Python 3, ASCII, and UTF-8

Posted Jan 5, 2018 17:51 UTC (Fri) by anselm (subscriber, #2796)
In reply to: Python 3, ASCII, and UTF-8 by Cyberax
Parent article: Python 3, ASCII, and UTF-8

As far as I'm concerned, it is silly to claim that Python's Unicode strings are “strictly not better” than byte sequences when it is possible, in Python 3, to open a text file using the built-in open() function and read UTF-8-encoded text from that file. This is arguably what people expect to be able to do in 2017, and it is an obvious improvement over Python 2.7, where you had to jump through your choice of flaming hoops (involving, e.g., the codecs module) to be able to accomplish the same thing. (People who would rather read binary data from a file can still open it in binary mode and see the raw bytes.)

So, Python's Unicode strings are better than simple byte sequences because they allow programmers to deal with Unicode code points (as opposed to bytes which might or might not be part of the representation of a Unicode code point). It is true that there are situations which Python doesn't handle well right now, but it is reasonable to expect that these will be sorted out in due course. Having the concept of Unicode strings in the first place, however, is a prerequisite for being able to deal with these cases at all.

It may well be the case that Perl 6's handling of Unicode data is currently better than Python's. They certainly took their own sweet time to figure it out, after all. But given the way things work between the Python and Perl communities, if the Perl people have in fact caught on to something worthwhile, chances are that the same – or very similar – functionality will pop up in Python in due course (and vice versa). So I wouldn't consider the Unicode functionality in current Python to be the last word on the topic.

Python 3, ASCII, and UTF-8

Posted Jan 5, 2018 18:47 UTC (Fri) by jwilk (subscriber, #63328) [Link]

open() by default uses locale encoding, which is rarely what you want.
If you want UTF-8, you need to specify the encoding explicitly.

Python 3, ASCII, and UTF-8

Posted Jan 5, 2018 18:51 UTC (Fri) by Cyberax (✭ supporter ✭, #52523) [Link]

> in Python 3, to open a text file using the built-in open() function and read UTF-8-encoded text from that file.
I can do so in Py2 as well: 'content = open("file").read().decode("utf-8")'. I still don't see why it justifies huge breaking changes that require mass re-audit of huge amount of code.

> So, Python's Unicode strings are better than simple byte sequences because they allow programmers to deal with Unicode code points
I've yet to hear why I would want to deal with Unicode codepoints instead of bytes everywhere by default.

> It is true that there are situations which Python doesn't handle well right now, but it is reasonable to expect that these will be sorted out in due course.
No they won't, without yet another round of incompatible changes.

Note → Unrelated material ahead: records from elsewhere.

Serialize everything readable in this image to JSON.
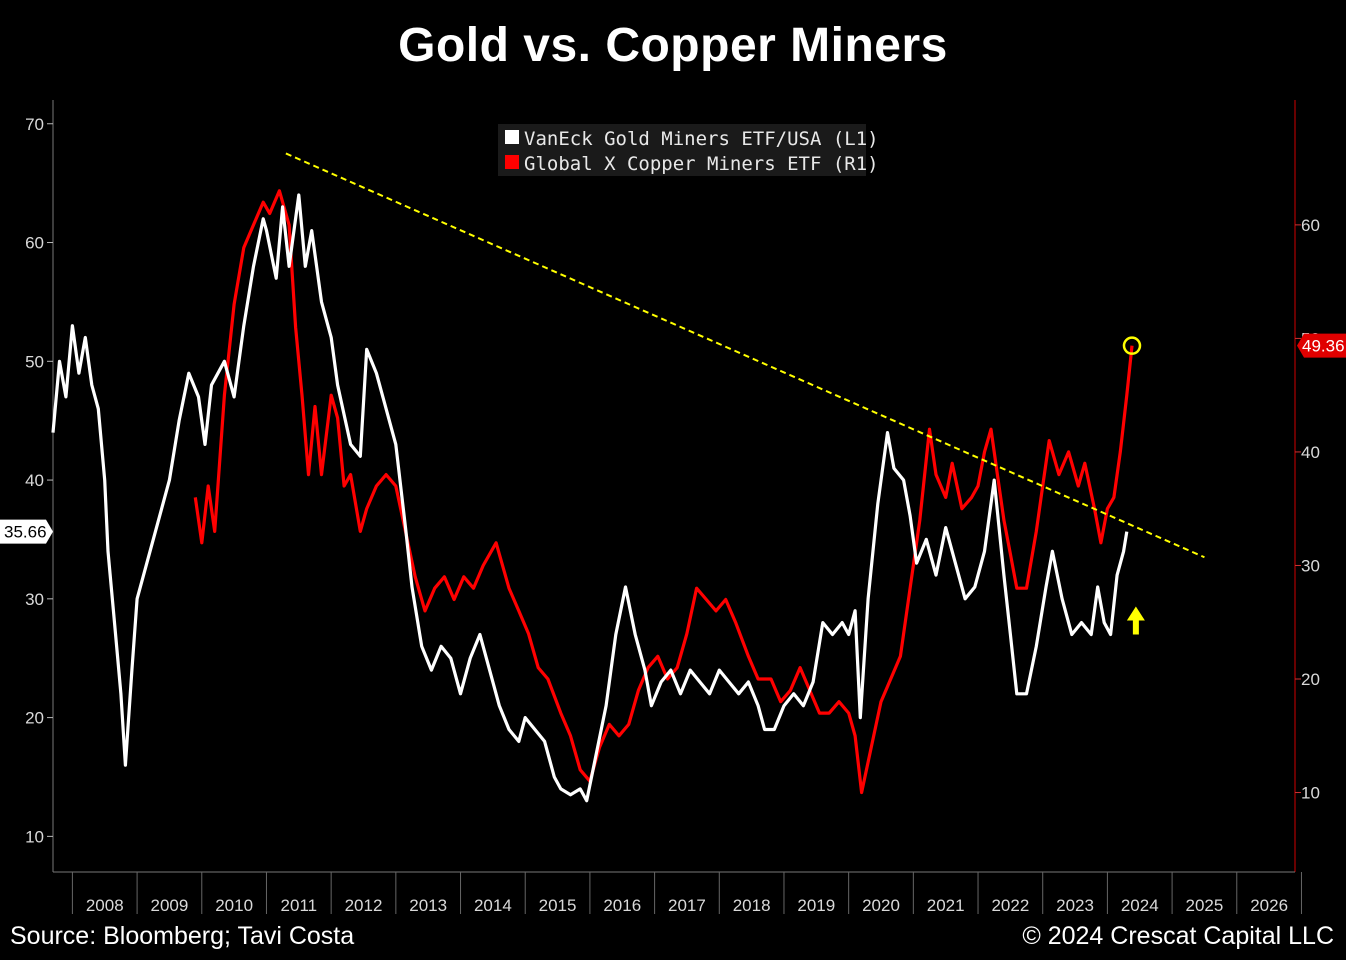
{
  "header": {
    "title": "Gold vs. Copper Miners"
  },
  "footer": {
    "source": "Source: Bloomberg; Tavi Costa",
    "copyright": "© 2024 Crescat Capital LLC"
  },
  "colors": {
    "gold_series": "#ffffff",
    "copper_series": "#ff0000",
    "trendline": "#ffff00",
    "axis": "#8b0000"
  },
  "chart_data": {
    "type": "line",
    "title": "Gold vs. Copper Miners",
    "x_range": [
      2007.7,
      2026.9
    ],
    "categories": [
      "2008",
      "2009",
      "2010",
      "2011",
      "2012",
      "2013",
      "2014",
      "2015",
      "2016",
      "2017",
      "2018",
      "2019",
      "2020",
      "2021",
      "2022",
      "2023",
      "2024",
      "2025",
      "2026"
    ],
    "left_axis": {
      "ylim": [
        7,
        72
      ],
      "ticks": [
        10,
        20,
        30,
        40,
        50,
        60,
        70
      ]
    },
    "right_axis": {
      "ylim": [
        3,
        71
      ],
      "ticks": [
        10,
        20,
        30,
        40,
        50,
        60
      ]
    },
    "legend": {
      "position": "top-center"
    },
    "series": [
      {
        "name": "VanEck Gold Miners ETF/USA  (L1)",
        "axis": "left",
        "last_value_label": "35.66",
        "points": [
          [
            2007.7,
            44
          ],
          [
            2007.8,
            50
          ],
          [
            2007.9,
            47
          ],
          [
            2008.0,
            53
          ],
          [
            2008.1,
            49
          ],
          [
            2008.2,
            52
          ],
          [
            2008.3,
            48
          ],
          [
            2008.4,
            46
          ],
          [
            2008.5,
            40
          ],
          [
            2008.55,
            34
          ],
          [
            2008.65,
            28
          ],
          [
            2008.75,
            22
          ],
          [
            2008.82,
            16
          ],
          [
            2008.92,
            24
          ],
          [
            2009.0,
            30
          ],
          [
            2009.15,
            33
          ],
          [
            2009.3,
            36
          ],
          [
            2009.5,
            40
          ],
          [
            2009.65,
            45
          ],
          [
            2009.8,
            49
          ],
          [
            2009.95,
            47
          ],
          [
            2010.05,
            43
          ],
          [
            2010.15,
            48
          ],
          [
            2010.35,
            50
          ],
          [
            2010.5,
            47
          ],
          [
            2010.65,
            53
          ],
          [
            2010.8,
            58
          ],
          [
            2010.95,
            62
          ],
          [
            2011.0,
            61
          ],
          [
            2011.15,
            57
          ],
          [
            2011.25,
            63
          ],
          [
            2011.35,
            58
          ],
          [
            2011.5,
            64
          ],
          [
            2011.6,
            58
          ],
          [
            2011.7,
            61
          ],
          [
            2011.85,
            55
          ],
          [
            2012.0,
            52
          ],
          [
            2012.1,
            48
          ],
          [
            2012.3,
            43
          ],
          [
            2012.45,
            42
          ],
          [
            2012.55,
            51
          ],
          [
            2012.7,
            49
          ],
          [
            2012.85,
            46
          ],
          [
            2013.0,
            43
          ],
          [
            2013.15,
            36
          ],
          [
            2013.25,
            31
          ],
          [
            2013.4,
            26
          ],
          [
            2013.55,
            24
          ],
          [
            2013.7,
            26
          ],
          [
            2013.85,
            25
          ],
          [
            2014.0,
            22
          ],
          [
            2014.15,
            25
          ],
          [
            2014.3,
            27
          ],
          [
            2014.45,
            24
          ],
          [
            2014.6,
            21
          ],
          [
            2014.75,
            19
          ],
          [
            2014.9,
            18
          ],
          [
            2015.0,
            20
          ],
          [
            2015.15,
            19
          ],
          [
            2015.3,
            18
          ],
          [
            2015.45,
            15
          ],
          [
            2015.55,
            14
          ],
          [
            2015.7,
            13.5
          ],
          [
            2015.85,
            14
          ],
          [
            2015.95,
            13
          ],
          [
            2016.1,
            17
          ],
          [
            2016.25,
            21
          ],
          [
            2016.4,
            27
          ],
          [
            2016.55,
            31
          ],
          [
            2016.7,
            27
          ],
          [
            2016.85,
            24
          ],
          [
            2016.95,
            21
          ],
          [
            2017.1,
            23
          ],
          [
            2017.25,
            24
          ],
          [
            2017.4,
            22
          ],
          [
            2017.55,
            24
          ],
          [
            2017.7,
            23
          ],
          [
            2017.85,
            22
          ],
          [
            2018.0,
            24
          ],
          [
            2018.15,
            23
          ],
          [
            2018.3,
            22
          ],
          [
            2018.45,
            23
          ],
          [
            2018.6,
            21
          ],
          [
            2018.7,
            19
          ],
          [
            2018.85,
            19
          ],
          [
            2019.0,
            21
          ],
          [
            2019.15,
            22
          ],
          [
            2019.3,
            21
          ],
          [
            2019.45,
            23
          ],
          [
            2019.6,
            28
          ],
          [
            2019.75,
            27
          ],
          [
            2019.9,
            28
          ],
          [
            2020.0,
            27
          ],
          [
            2020.1,
            29
          ],
          [
            2020.18,
            20
          ],
          [
            2020.3,
            30
          ],
          [
            2020.45,
            38
          ],
          [
            2020.6,
            44
          ],
          [
            2020.7,
            41
          ],
          [
            2020.85,
            40
          ],
          [
            2020.95,
            37
          ],
          [
            2021.05,
            33
          ],
          [
            2021.2,
            35
          ],
          [
            2021.35,
            32
          ],
          [
            2021.5,
            36
          ],
          [
            2021.65,
            33
          ],
          [
            2021.8,
            30
          ],
          [
            2021.95,
            31
          ],
          [
            2022.1,
            34
          ],
          [
            2022.25,
            40
          ],
          [
            2022.4,
            32
          ],
          [
            2022.5,
            27
          ],
          [
            2022.6,
            22
          ],
          [
            2022.75,
            22
          ],
          [
            2022.9,
            26
          ],
          [
            2023.05,
            31
          ],
          [
            2023.15,
            34
          ],
          [
            2023.3,
            30
          ],
          [
            2023.45,
            27
          ],
          [
            2023.6,
            28
          ],
          [
            2023.75,
            27
          ],
          [
            2023.85,
            31
          ],
          [
            2023.95,
            28
          ],
          [
            2024.05,
            27
          ],
          [
            2024.15,
            32
          ],
          [
            2024.25,
            34
          ],
          [
            2024.3,
            35.66
          ]
        ]
      },
      {
        "name": "Global X Copper Miners ETF  (R1)",
        "axis": "right",
        "last_value_label": "49.36",
        "points": [
          [
            2009.9,
            36
          ],
          [
            2010.0,
            32
          ],
          [
            2010.1,
            37
          ],
          [
            2010.2,
            33
          ],
          [
            2010.35,
            45
          ],
          [
            2010.5,
            53
          ],
          [
            2010.65,
            58
          ],
          [
            2010.8,
            60
          ],
          [
            2010.95,
            62
          ],
          [
            2011.05,
            61
          ],
          [
            2011.2,
            63
          ],
          [
            2011.35,
            60
          ],
          [
            2011.45,
            51
          ],
          [
            2011.55,
            45
          ],
          [
            2011.65,
            38
          ],
          [
            2011.75,
            44
          ],
          [
            2011.85,
            38
          ],
          [
            2012.0,
            45
          ],
          [
            2012.1,
            43
          ],
          [
            2012.2,
            37
          ],
          [
            2012.3,
            38
          ],
          [
            2012.45,
            33
          ],
          [
            2012.55,
            35
          ],
          [
            2012.7,
            37
          ],
          [
            2012.85,
            38
          ],
          [
            2013.0,
            37
          ],
          [
            2013.15,
            33
          ],
          [
            2013.3,
            29
          ],
          [
            2013.45,
            26
          ],
          [
            2013.6,
            28
          ],
          [
            2013.75,
            29
          ],
          [
            2013.9,
            27
          ],
          [
            2014.05,
            29
          ],
          [
            2014.2,
            28
          ],
          [
            2014.35,
            30
          ],
          [
            2014.55,
            32
          ],
          [
            2014.75,
            28
          ],
          [
            2014.9,
            26
          ],
          [
            2015.05,
            24
          ],
          [
            2015.2,
            21
          ],
          [
            2015.35,
            20
          ],
          [
            2015.55,
            17
          ],
          [
            2015.7,
            15
          ],
          [
            2015.85,
            12
          ],
          [
            2016.0,
            11
          ],
          [
            2016.15,
            14
          ],
          [
            2016.3,
            16
          ],
          [
            2016.45,
            15
          ],
          [
            2016.6,
            16
          ],
          [
            2016.75,
            19
          ],
          [
            2016.9,
            21
          ],
          [
            2017.05,
            22
          ],
          [
            2017.2,
            20
          ],
          [
            2017.35,
            21
          ],
          [
            2017.5,
            24
          ],
          [
            2017.65,
            28
          ],
          [
            2017.8,
            27
          ],
          [
            2017.95,
            26
          ],
          [
            2018.1,
            27
          ],
          [
            2018.25,
            25
          ],
          [
            2018.45,
            22
          ],
          [
            2018.6,
            20
          ],
          [
            2018.8,
            20
          ],
          [
            2018.95,
            18
          ],
          [
            2019.1,
            19
          ],
          [
            2019.25,
            21
          ],
          [
            2019.4,
            19
          ],
          [
            2019.55,
            17
          ],
          [
            2019.7,
            17
          ],
          [
            2019.85,
            18
          ],
          [
            2020.0,
            17
          ],
          [
            2020.1,
            15
          ],
          [
            2020.2,
            10
          ],
          [
            2020.35,
            14
          ],
          [
            2020.5,
            18
          ],
          [
            2020.65,
            20
          ],
          [
            2020.8,
            22
          ],
          [
            2020.95,
            28
          ],
          [
            2021.1,
            34
          ],
          [
            2021.25,
            42
          ],
          [
            2021.35,
            38
          ],
          [
            2021.5,
            36
          ],
          [
            2021.6,
            39
          ],
          [
            2021.75,
            35
          ],
          [
            2021.9,
            36
          ],
          [
            2022.0,
            37
          ],
          [
            2022.1,
            40
          ],
          [
            2022.2,
            42
          ],
          [
            2022.3,
            38
          ],
          [
            2022.4,
            34
          ],
          [
            2022.5,
            31
          ],
          [
            2022.6,
            28
          ],
          [
            2022.75,
            28
          ],
          [
            2022.9,
            33
          ],
          [
            2023.0,
            37
          ],
          [
            2023.1,
            41
          ],
          [
            2023.25,
            38
          ],
          [
            2023.4,
            40
          ],
          [
            2023.55,
            37
          ],
          [
            2023.65,
            39
          ],
          [
            2023.8,
            35
          ],
          [
            2023.9,
            32
          ],
          [
            2024.0,
            35
          ],
          [
            2024.1,
            36
          ],
          [
            2024.2,
            40
          ],
          [
            2024.3,
            45
          ],
          [
            2024.38,
            49.36
          ]
        ]
      }
    ],
    "trendline": {
      "axis": "left",
      "from": [
        2011.3,
        67.5
      ],
      "to": [
        2025.5,
        33.5
      ]
    },
    "annotations": {
      "arrow": "up",
      "circle_at": [
        2024.38,
        49.36
      ]
    }
  }
}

Py3 is stuck with Uselesscode strings.

Python 3, ASCII, and UTF-8

Posted Jan 5, 2018 23:46 UTC (Fri) by lsl (subscriber, #86508) [Link]

> As far as I'm concerned, it is silly to claim that Python's Unicode strings are “strictly not better” than byte sequences when it is possible, in Python 3, to open a text file using the built-in open() function and read UTF-8-encoded text from that file. This is arguably what people expect to be able to do in 2017, and it is an obvious improvement over Python 2.7,

I can do that using the raw open and read syscalls. Why would I need magic Unicode strings for that?

> So, Python's Unicode strings are better than simple byte sequences because they allow programmers to deal with Unicode code points (as opposed to bytes which might or might not be part of the representation of a Unicode code point).

Except for the fact that arrays of Unicode code points aren't a terribly useful representation most of the time. Byte strings can carry UTF8-encoded Unicode text just as well, in addition to being able to hold everything else users might want to feed into my program and expect it to roundtrip correctly. The odd day where I really need to apply some Unicode-aware text transformation that works on code points I can convert it there and then. Or just package it up such that it accepts and returns UTF-8 strings.